Find the divergence of the vector field \(\mathrm{F}\). \(\mathbf{F}(x, y, z)=\sin x \mathbf{i}+\cos y \mathbf{j}+z^{2} \mathbf{k}\)

Short answer

Therefore the divergence of the given vector field \(\mathbf{F}(x, y, z)=\sin x \mathbf{i}+\cos y \mathbf{j}+z^{2} \mathbf{k}\) is \(\nabla \cdot \mathbf{F} = \cos x - \sin y + 2z\)

Step-by-step solution

Identify Components of the Vector Field

The first step is to identify the components of the vector field. For the given vector, \(\mathbf{F}(x, y, z) = \sin x \mathbf{i} + \cos y \mathbf{j} + z^{2} \mathbf{k}\), the components are \(F_{1} = \sin x\), \(F_{2} = \cos y\) and \(F_{3} = z^{2}\).

Equation for Divergence

Next, the divergence equation should be provided which is given by \(\nabla \cdot \mathbf{F} = \frac{\partial F_{1}}{\partial x}+\frac{\partial F_{2}}{\partial y}+ \frac{\partial F_{3}}{\partial z}\).
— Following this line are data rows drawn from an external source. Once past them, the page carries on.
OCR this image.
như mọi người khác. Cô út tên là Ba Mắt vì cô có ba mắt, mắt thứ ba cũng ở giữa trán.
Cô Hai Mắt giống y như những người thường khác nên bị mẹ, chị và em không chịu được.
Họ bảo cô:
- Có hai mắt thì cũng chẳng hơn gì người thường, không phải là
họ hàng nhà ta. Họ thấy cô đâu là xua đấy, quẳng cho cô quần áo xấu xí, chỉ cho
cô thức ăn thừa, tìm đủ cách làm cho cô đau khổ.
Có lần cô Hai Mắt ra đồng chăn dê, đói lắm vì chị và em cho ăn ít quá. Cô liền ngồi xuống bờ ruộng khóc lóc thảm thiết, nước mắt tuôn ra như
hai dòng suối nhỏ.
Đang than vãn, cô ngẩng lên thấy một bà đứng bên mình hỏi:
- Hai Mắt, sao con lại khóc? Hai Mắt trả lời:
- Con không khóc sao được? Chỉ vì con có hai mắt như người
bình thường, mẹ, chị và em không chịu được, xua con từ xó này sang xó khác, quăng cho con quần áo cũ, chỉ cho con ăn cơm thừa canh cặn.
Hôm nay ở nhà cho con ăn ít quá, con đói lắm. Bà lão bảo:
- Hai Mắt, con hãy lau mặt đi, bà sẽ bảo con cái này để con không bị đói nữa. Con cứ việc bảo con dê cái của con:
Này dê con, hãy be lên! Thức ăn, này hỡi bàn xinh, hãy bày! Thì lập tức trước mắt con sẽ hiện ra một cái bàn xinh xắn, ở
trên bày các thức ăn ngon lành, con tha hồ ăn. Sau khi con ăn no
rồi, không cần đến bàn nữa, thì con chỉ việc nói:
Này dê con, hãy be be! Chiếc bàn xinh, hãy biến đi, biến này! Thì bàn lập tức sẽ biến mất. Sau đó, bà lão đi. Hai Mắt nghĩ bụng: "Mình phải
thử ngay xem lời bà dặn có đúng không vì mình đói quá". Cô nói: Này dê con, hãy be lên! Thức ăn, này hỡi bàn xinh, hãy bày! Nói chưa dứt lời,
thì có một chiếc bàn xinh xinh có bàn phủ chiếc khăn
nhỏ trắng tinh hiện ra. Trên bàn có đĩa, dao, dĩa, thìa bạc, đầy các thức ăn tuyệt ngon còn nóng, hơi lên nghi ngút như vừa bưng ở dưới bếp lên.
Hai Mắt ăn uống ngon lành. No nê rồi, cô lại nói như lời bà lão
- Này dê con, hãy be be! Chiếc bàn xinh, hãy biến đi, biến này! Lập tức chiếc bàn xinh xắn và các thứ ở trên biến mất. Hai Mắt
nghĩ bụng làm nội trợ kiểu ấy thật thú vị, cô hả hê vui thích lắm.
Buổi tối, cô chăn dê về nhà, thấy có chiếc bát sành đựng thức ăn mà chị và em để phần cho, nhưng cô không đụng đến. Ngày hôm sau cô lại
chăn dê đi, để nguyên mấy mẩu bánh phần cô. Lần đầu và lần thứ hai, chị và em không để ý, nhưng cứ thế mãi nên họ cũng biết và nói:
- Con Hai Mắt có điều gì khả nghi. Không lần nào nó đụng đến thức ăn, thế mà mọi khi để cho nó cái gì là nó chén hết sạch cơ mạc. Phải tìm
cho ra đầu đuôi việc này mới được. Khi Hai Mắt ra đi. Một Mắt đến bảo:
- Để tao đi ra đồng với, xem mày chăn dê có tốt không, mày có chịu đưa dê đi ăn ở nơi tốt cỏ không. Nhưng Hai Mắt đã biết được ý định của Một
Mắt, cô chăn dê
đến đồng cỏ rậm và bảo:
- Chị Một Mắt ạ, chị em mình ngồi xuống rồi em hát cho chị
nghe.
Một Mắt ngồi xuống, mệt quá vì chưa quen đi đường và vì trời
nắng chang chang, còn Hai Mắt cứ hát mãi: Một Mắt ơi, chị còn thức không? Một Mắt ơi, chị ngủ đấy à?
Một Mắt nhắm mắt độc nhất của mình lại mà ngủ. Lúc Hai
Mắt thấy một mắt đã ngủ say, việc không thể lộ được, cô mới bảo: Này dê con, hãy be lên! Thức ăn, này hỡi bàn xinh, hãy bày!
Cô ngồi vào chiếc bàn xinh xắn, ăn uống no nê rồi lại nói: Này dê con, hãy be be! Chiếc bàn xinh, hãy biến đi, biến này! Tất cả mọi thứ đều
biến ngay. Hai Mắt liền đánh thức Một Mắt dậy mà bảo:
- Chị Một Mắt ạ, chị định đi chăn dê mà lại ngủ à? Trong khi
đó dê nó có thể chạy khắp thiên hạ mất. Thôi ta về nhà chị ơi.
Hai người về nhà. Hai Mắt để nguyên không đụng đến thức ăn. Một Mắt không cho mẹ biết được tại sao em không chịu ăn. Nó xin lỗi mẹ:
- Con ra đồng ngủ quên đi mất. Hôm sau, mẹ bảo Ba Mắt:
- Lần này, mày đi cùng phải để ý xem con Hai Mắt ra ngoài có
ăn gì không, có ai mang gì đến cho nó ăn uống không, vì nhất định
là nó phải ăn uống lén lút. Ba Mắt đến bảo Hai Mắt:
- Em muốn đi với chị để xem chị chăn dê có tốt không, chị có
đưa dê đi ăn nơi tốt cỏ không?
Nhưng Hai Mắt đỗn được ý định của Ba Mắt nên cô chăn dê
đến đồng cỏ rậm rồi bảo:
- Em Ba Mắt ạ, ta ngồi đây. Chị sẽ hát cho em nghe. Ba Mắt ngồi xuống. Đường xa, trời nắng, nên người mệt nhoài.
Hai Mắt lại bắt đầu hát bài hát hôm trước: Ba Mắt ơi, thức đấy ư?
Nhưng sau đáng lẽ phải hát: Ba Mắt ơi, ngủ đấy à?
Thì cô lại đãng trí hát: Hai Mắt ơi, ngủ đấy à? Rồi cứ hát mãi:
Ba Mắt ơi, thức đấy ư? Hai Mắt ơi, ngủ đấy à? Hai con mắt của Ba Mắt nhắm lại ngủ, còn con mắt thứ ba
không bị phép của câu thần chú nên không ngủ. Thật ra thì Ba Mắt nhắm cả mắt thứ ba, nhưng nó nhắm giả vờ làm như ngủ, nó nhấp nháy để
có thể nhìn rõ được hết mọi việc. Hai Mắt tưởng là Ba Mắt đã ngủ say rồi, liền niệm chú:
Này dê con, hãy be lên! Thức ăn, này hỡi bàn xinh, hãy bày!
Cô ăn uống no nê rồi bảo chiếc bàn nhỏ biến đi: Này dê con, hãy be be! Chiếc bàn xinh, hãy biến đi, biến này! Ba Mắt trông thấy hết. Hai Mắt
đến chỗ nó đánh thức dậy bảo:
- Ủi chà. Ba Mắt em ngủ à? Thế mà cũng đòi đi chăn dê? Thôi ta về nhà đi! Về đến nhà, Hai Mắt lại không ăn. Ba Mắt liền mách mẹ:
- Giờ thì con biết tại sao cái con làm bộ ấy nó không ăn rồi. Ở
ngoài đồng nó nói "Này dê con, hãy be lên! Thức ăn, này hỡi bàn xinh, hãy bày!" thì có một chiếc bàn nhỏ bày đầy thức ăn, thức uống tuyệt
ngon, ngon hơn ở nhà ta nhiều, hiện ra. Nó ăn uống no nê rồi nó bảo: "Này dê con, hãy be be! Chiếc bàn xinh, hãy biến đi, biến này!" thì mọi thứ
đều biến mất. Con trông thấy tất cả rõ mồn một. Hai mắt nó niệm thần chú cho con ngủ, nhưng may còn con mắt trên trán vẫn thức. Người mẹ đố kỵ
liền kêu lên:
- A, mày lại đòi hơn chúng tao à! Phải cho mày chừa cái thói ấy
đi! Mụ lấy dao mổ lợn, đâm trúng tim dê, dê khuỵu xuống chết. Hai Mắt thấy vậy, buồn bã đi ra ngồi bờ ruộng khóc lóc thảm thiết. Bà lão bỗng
Apply the Divergence Equation

Then the partial derivatives of the components of the vector field should be calculated. Using the above formula: \(\frac{\partial (\sin x)}{\partial x} = \cos x\), \(\frac{\partial (\cos y)}{\partial y} = -\sin y\), and \(\frac{\partial (z^{2})}{\partial z} = 2z\).

Calculate Divergence

Finally, adding the calculated partial derivatives will give the divergence of the vector field which is: \(\nabla \cdot \mathbf{F} = \cos x - \sin y + 2z\).